- A ceremony held at Volkswagen's Zwickau plant was attended by CEO Herbert Diess and German Chancellor Angela Merkel.
- Some of the automotive industry's major players are now making moves in the electric vehicle sector.
The Volkswagen Group officially started series production of its ID.3 electric car Monday, with the German auto giant aiming to become a world leader in the growing field of e-mobility.
A ceremony, held at Volkswagen's Zwickau plant, was attended by CEO Herbert Diess and German Chancellor Angela Merkel, among others.
In a speech, excerpts of which were published online, Diess said that the ID.3 would "make an important contribution to the breakthrough of e-mobility."
"It makes clean individual mobility accessible to millions of people and is a milestone for our company on the road to becoming climate-neutral by 2050," he added.
In an announcement on its website, Volkswagen described its "electric offensive" as "picking up speed." The ID.3 is set to be launched "almost simultaneously" in European markets next summer, with the basic version marketed at less than 30,000 euros ($33,487) in Germany.
The Zwickau facility is currently undergoing a conversion from being a 100% internal combustion engine factory to one that produces only electric vehicles.
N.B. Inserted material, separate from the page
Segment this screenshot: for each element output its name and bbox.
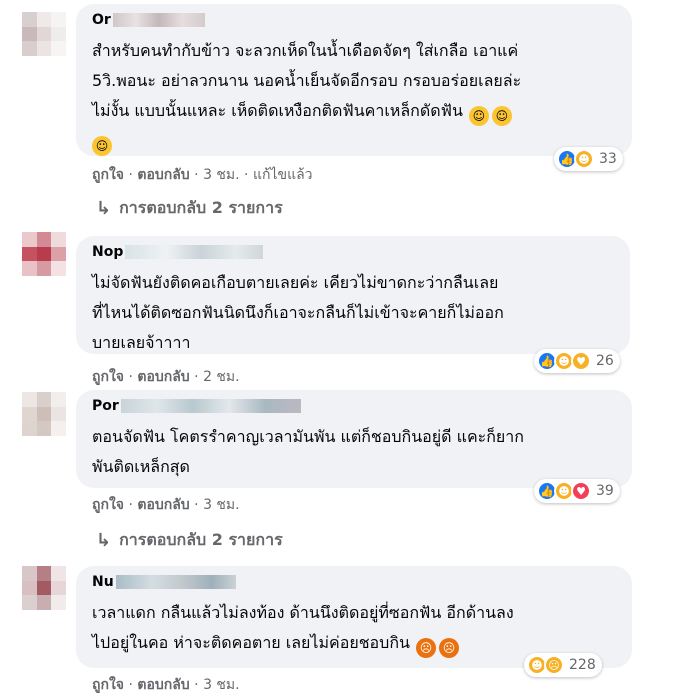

Volkswagen is putting around 1.2 billion euros into the site's re-development and says that from 2021 it will have the capacity to produce 330,000 all-electric vehicles annually.
The German car maker is planning to launch "almost 70 new electric models" by 2028. In March, it said it would spend over 30 billion euros on the electrification of its vehicle portfolio by 2023.
Alongside firms such as Elon Musk's Tesla, some of the automotive industry's major players are now making moves in the electric vehicle sector.
The Hyundai Motor Group recently said it would launch 23 battery electric vehicles over the next few years, while Volvo Cars wants 50% of the cars it sells to be fully electric by 2025.
While there is excitement surrounding the development of electric cars, there are concerns that a lack of public charging stations could hamper their uptake.
Speaking to CNBC's Julianna Tatelbaum on Monday, Diess said that Volkswagen was "working on building up infrastructure."
"For us, the most important task to solve is fast charging on the European autobahn, motorway network," he added, explaining that a consortium between BMW, Daimler, Ford and Volkswagen was developing a fast charging network which would cover Europe.
"We are well on the way, but there is more need for charging, that's for sure," he went on to state. "We will offer private home charging devices for below 400 euros which will be also very, very attractive. Most people will charge at home, at the supermarket, or at work but we need a policy, a national policy to speed up the build-up in infrastructure and I think the government is prepared to help."
Last week, Volkswagen said that sales revenue for between January and September hit 186.6 billion euros, a 6.9% increase year-on-year.
It added that vehicle markets in "many regions of the world" were expected to "contract faster than previously anticipated." Deliveries to customers for 2019 are now expected to "be on a level" with 2018, despite previous expectations for a moderate increase.